With regard to building controls and automation, Carey believes it is difficult to pick up a trade magazine without reading about the increasing usage of building automation and how it is increasingly networked.

Michael McCaugherty, president of Commercial Technology Contractors, Clifton, N.J., has been seeing three trends. One is the move to network-based technology, specifically in audio-visual. A second is the move toward fewer, but better, cables in the workstation area.

“We saw a massive reduction in cable in the workplace and, in some cases, no cable at all,” he said. “The good news is that, where cable is installed, it tended to be 6a.”

The third is what McCaugherty calls “wireless ubiquity.” From presentation to door locks and screen sharing, wireless is here, there and everywhere he said.

McCaugherty definitely sees these trends continuing to grow and evolve.

“I only expect the growth of internet of things to bring more and more devices onto the network, wired or wireless,” he said.

“We have seen tremendous growth in structured cabling and fiber,” said Tasha Barker, general manager for Electric Innovations, the low-voltage arm of Thompson Electric, located in Sioux City, Iowa.

These changes are being driven by the need for greater bandwidth, data capture and the ability to hardware power over ethernet.

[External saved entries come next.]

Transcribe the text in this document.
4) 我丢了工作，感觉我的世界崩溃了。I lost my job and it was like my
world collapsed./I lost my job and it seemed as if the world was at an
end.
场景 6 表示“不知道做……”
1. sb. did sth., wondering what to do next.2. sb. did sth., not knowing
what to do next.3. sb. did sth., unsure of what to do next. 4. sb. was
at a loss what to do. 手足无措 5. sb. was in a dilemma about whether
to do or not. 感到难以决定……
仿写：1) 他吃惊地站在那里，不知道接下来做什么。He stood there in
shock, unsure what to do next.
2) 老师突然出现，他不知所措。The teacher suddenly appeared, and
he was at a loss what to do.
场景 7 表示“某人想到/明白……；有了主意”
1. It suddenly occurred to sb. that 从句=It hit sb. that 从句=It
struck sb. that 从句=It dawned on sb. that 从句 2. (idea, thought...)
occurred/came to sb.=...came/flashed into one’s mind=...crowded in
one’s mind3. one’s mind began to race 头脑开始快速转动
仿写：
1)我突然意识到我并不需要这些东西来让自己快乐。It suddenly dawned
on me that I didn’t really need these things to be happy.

“We also see a huge shift in the way that facilities are operating and the information that can be used to create operational efficiencies with real-time data,” she said. “Facilities are crippled if they do not have the cabling infrastructure in place.”

Barker also sees these trends continuing, and they will be able to capture significant returns on the investment for business.

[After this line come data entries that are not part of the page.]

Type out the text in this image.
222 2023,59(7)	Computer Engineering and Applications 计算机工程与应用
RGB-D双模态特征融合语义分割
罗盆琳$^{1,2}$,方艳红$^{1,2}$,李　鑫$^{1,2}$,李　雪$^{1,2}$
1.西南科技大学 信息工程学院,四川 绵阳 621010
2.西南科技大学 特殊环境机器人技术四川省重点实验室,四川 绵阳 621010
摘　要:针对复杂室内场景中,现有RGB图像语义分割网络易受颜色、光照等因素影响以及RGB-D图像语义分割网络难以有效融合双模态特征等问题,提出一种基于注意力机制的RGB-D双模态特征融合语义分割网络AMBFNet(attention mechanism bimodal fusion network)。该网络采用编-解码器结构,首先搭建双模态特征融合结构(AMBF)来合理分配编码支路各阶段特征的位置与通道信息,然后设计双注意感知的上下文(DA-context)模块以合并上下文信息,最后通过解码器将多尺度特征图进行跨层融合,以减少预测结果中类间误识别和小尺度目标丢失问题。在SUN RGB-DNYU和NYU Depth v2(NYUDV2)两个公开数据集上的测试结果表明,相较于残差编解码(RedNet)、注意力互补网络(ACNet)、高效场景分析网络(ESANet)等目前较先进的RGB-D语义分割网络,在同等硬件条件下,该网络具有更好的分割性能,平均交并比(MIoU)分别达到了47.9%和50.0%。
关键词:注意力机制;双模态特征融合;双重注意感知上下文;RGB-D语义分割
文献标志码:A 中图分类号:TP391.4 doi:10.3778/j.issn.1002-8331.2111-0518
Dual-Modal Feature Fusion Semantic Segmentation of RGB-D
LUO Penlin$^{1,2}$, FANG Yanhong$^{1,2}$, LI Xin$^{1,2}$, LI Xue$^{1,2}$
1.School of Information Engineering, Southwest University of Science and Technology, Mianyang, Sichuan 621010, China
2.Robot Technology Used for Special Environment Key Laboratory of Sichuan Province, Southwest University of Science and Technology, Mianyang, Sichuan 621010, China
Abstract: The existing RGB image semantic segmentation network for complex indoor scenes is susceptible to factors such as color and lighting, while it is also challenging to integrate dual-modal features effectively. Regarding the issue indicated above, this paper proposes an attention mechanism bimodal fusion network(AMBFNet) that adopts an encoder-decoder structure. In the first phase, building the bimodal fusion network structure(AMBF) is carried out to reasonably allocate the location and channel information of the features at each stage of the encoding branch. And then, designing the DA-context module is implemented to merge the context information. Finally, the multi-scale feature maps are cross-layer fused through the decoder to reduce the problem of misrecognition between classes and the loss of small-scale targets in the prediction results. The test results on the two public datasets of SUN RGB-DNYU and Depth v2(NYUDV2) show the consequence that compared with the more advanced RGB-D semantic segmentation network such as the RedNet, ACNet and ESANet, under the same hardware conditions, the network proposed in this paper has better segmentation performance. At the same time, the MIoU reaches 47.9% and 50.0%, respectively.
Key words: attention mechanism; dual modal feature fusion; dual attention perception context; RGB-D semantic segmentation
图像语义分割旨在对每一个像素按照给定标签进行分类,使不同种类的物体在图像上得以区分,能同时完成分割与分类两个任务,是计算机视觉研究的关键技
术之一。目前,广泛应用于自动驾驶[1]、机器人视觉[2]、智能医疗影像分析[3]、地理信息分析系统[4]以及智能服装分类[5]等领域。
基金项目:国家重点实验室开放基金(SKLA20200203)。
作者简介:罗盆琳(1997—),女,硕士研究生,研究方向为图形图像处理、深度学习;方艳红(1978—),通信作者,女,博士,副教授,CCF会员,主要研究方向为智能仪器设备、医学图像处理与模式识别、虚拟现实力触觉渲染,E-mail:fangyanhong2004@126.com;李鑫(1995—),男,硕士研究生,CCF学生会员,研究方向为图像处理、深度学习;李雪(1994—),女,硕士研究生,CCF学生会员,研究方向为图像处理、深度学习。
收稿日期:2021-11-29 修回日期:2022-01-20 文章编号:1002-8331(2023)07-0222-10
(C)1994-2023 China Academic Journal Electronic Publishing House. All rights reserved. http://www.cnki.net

“With cabling and fiber warranties extending for 25–30 years, the investment is worth the operational efficiencies and cost savings that can be capitalized on with the right technology,” she said.

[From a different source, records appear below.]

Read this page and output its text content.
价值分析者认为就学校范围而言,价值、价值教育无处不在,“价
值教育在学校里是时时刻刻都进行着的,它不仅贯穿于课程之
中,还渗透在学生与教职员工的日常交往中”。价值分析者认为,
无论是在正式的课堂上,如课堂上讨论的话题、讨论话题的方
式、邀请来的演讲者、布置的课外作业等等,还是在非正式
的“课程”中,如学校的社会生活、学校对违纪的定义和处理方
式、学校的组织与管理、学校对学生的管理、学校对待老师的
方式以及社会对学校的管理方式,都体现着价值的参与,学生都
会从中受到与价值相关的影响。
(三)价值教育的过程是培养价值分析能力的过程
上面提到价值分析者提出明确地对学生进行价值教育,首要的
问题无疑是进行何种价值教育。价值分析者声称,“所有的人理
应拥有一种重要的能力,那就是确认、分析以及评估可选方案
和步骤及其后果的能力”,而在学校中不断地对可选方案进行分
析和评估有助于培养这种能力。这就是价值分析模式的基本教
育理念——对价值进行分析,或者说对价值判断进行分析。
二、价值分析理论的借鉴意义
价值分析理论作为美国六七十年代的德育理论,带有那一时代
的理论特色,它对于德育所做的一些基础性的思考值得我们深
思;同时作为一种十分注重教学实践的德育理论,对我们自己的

For David Stallings, RCDD and digital strategy officer for Miller Electric Co., Jacksonville, Fla., the major change has been the move away from doing just network cabling projects and being a complete integrator of hardware, software and network for the company’s clients.

“Whether the system is smart building/city, AV, security or distributed antenna system, it really is becoming a need to provide a turnkey system and long-term support for the client,” he said.

“Our fire alarm manufacturer is launching a new panel featuring a capacitive touch display,” said Robbie Danko, marketing manager for LVC Companies, Edina, Minn. “The new software will offer connected services, which allows for more robust network services.”

The low-voltage service providers can remotely program, test and diagnose the system and, in the process, find the company better ways to use its resources.

“With the growing concern for cybersecurity, the importance of securing networks and the devices that reside on them will also become increasingly important,” Danko said. “Owners and contractors will want to know that those providing network-based systems are trained to secure their systems.”

For Mike Delfino, project manager for McClure Electric, San Francisco, the biggest change he has seen in the last year has been turnaround times and schedules beginning really truncated.

“If the economy stays the same, this problem will continue,” he said.